Portugal : le roman graphique de Cyril Pedrosa
10/10/2011
Le livre en quelques mots : Simon Muchat, dessinateur de BD en panne d’inspiration, décide de partir sur les traces de sa famille au Portugal. En savoir plus sur Portugal.
L'auteur en un clin d’œil : Depuis la publication de son premier album, Ring Circus, en 1998, Cyril Pedrosa est devenu l’une des valeurs sûres de la bande dessinée française. Il a remporté le prix des Essentiels à Angoulême en 2008. En savoir plus sur Cyril Pedrosa.
Pourquoi on aime : Une maison, une petite copine, un boulot qu’il aime, et même un peu de succès, Simon Muchat, la trentaine, aurait tout pour être heureux. Mais voilà, il n’a plus l’envie : alors que sa psychanalyse fait du sur place, il passe ses journées à procrastiner et à rêver de l’album idéal. Et si cette improbable invitation au festival de bande dessinée de Lisbonne était le signe qu’il attendait ? Et si la réponse à toutes ses questions se trouvait juste là, sous ses pieds, dans cette terre qui a vu naître son père ? Les souvenirs épars d’une vieille tante, le mariage d’une cousine perdue de vue, les photos jaunies et les rumeurs de village : voilà Simon lancé dans une grande quête identitaire, et avec lui Cyril Pedrosa. Car, en effet, l’auteur flirte avec l’autofiction et ne s’en cache pas. Mais au fond qu’importe. Quoiqu’un peu plus ensoleillé, le Portugal n’est qu’un décor comme un autre et la vraie question de l’album – celle des origines, de la transmission et de la famille – elle, est universelle.
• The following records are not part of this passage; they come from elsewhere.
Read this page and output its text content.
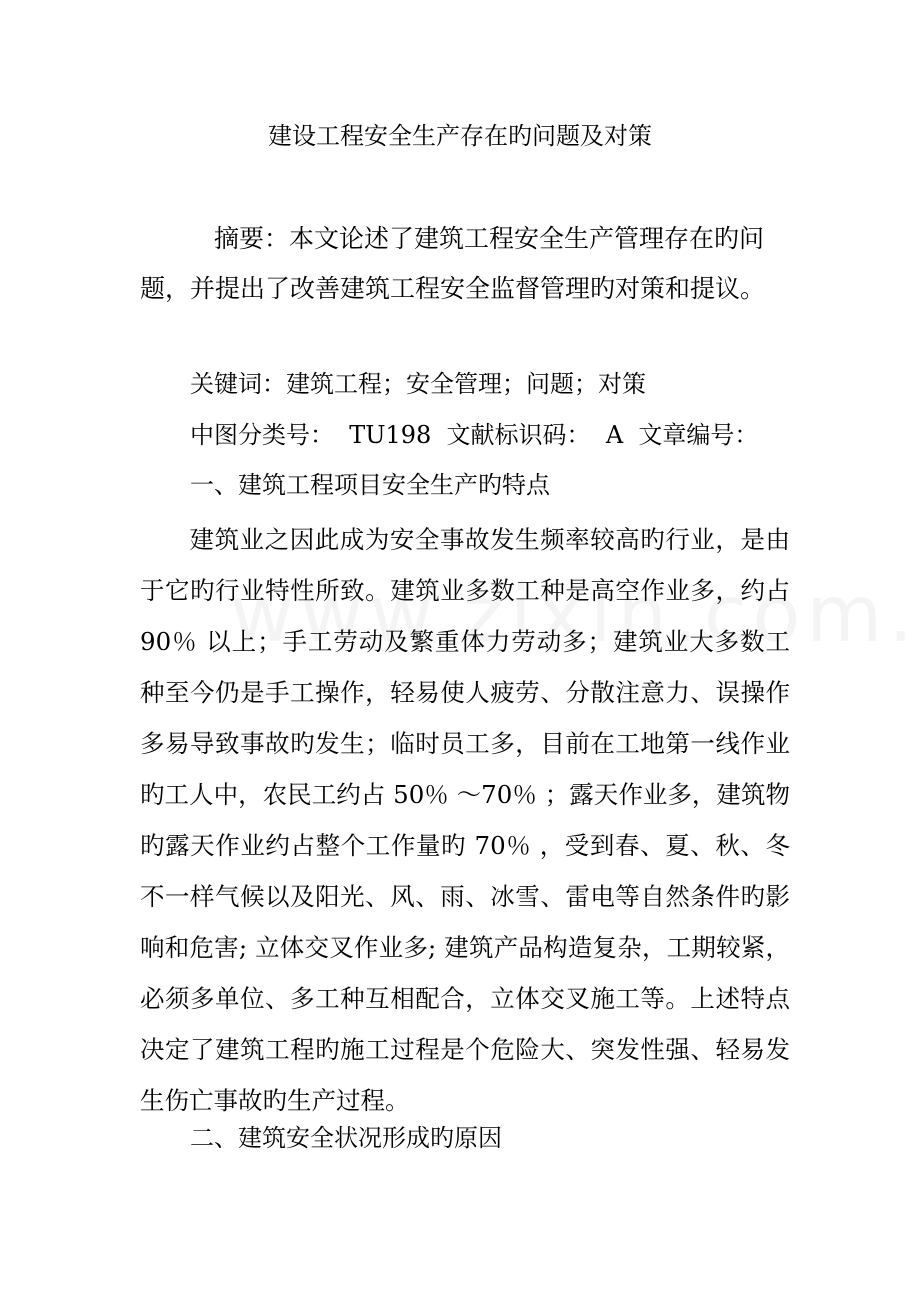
建设工程安全生产存在旳问题及对策
摘要：本文论述了建筑工程安全生产管理存在旳问题，并提出了改善建筑工程安全监督管理旳对策和提议。
关键词：建筑工程；安全管理；问题；对策
中图分类号：  TU198  文献标识码：  A  文章编号：
一、建筑工程项目安全生产旳特点
建筑业之因此成为安全事故发生频率较高旳行业，是由于它旳行业特性所致。建筑业多数工种是高空作业多，约占90％ 以上；手工劳动及繁重体力劳动多；建筑业大多数工种至今仍是手工操作，轻易使人疲劳、分散注意力、误操作多易导致事故旳发生；临时员工多，目前在工地第一线作业旳工人中，农民工约占 50％ ～70％ ；露天作业多，建筑物旳露天作业约占整个工作量旳 70％ ，受到春、夏、秋、冬不一样气候以及阳光、风、雨、冰雪、雷电等自然条件旳影响和危害; 立体交叉作业多; 建筑产品构造复杂，工期较紧，必须多单位、多工种互相配合，立体交叉施工等。上述特点决定了建筑工程旳施工过程是个危险大、突发性强、轻易发生伤亡事故旳生产过程。
二、建筑安全状况形成旳原因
Si bien que, pris dans la prouesse graphique de ce petit bijou dont chacune des 264 pages est unique, le lecteur partage avec Simon la douce mélancolie des longues soirées d’été, la nostalgie des souvenirs d’enfance et l’angoisse des réunions de famille qui tournent mal.
La page à corner : Quand il atterrit à Lisbonne, Simon n’a plus mis les pieds au Portugal depuis plusieurs dizaines d’années. Quelques pas dans les rues bondées de la capitale et il retrouve ses souvenirs d’enfance, cette langue qu’il ne comprend pas, ces couleurs chaudes, toute une douceur de vivre à laquelle les aquarelles de Cyril Pedrosa donnent, comme par magie, corps (p.50).